I think that ‘Possession’ is a film that cannot be fully understood without references to the personal biography of its director. Zulawski himself had gone through a traumatic divorce, and seems to be exorcising his feelings through shocking scenes and images belonging to the extremes of the horror film repertoire. However, the Devil is also present under another incarnation in the film. It took me a while to realize that the action was taking place in the divided Berlin during the Cold War. The presence of evil is explicit in the horror scenes and implicit in the location, the apartment where most of the horrors take place being placed right next to the Wall, overlooking the communist world that Zulawski had to leave to create in freedom.
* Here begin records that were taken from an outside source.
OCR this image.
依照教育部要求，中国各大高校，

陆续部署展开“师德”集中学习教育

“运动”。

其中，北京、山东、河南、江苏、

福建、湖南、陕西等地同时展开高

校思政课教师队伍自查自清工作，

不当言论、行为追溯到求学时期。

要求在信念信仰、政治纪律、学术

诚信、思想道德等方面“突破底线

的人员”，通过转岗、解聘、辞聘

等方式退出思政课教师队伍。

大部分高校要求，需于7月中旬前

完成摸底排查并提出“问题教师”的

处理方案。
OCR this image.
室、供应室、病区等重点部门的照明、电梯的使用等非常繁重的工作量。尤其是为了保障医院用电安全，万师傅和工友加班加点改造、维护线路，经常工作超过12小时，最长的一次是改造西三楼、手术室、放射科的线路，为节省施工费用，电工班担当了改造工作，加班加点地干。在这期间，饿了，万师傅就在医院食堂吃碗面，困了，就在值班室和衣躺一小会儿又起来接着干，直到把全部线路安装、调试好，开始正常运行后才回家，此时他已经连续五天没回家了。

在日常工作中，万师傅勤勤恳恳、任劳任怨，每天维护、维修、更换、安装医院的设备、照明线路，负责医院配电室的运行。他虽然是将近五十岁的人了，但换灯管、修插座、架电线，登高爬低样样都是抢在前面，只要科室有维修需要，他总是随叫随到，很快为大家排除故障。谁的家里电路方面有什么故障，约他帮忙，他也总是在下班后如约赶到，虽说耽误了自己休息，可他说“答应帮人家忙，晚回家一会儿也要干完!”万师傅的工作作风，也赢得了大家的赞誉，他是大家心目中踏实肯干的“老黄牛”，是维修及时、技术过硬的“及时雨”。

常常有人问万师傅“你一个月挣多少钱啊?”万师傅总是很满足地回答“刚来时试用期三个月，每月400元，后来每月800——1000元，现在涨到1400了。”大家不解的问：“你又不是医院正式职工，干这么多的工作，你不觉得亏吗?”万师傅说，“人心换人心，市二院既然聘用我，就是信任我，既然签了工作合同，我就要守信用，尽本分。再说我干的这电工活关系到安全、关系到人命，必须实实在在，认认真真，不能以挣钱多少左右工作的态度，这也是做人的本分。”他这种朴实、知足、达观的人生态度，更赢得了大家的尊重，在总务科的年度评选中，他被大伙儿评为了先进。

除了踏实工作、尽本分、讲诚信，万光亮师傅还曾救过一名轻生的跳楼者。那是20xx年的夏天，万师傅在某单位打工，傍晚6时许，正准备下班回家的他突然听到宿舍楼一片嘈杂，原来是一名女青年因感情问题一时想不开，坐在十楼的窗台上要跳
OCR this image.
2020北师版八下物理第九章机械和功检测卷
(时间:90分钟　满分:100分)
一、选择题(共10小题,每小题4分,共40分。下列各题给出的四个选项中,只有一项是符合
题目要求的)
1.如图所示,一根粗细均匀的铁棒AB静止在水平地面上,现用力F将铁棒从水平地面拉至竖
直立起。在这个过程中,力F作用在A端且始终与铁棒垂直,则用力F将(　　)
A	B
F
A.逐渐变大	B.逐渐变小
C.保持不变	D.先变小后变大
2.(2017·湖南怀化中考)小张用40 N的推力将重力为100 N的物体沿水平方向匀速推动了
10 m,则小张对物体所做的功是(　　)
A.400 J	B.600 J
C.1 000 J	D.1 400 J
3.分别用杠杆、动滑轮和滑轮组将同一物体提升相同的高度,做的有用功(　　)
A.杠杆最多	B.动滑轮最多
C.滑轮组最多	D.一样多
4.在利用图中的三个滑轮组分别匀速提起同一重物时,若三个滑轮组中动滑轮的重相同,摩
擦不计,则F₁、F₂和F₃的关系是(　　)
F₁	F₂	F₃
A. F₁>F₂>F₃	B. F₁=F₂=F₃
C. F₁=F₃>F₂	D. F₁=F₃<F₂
The production is international, the film takes place and is filmed in Berlin by a Polish director, the main heroes are actors from France and Australia, and the biggest admirer is the Italian Dario Argento, who I think would have signed the film without hesitation. ‘Possession’ is a film that gains in historical perspective. Today’s viewer can see in it a forerunner (but not a much more delicate one) of extreme productions like Lars von Trier‘s ‘Antichrist‘. For those who are not afraid of violence on screen, it is also an original combination between art cinema and the horror genre.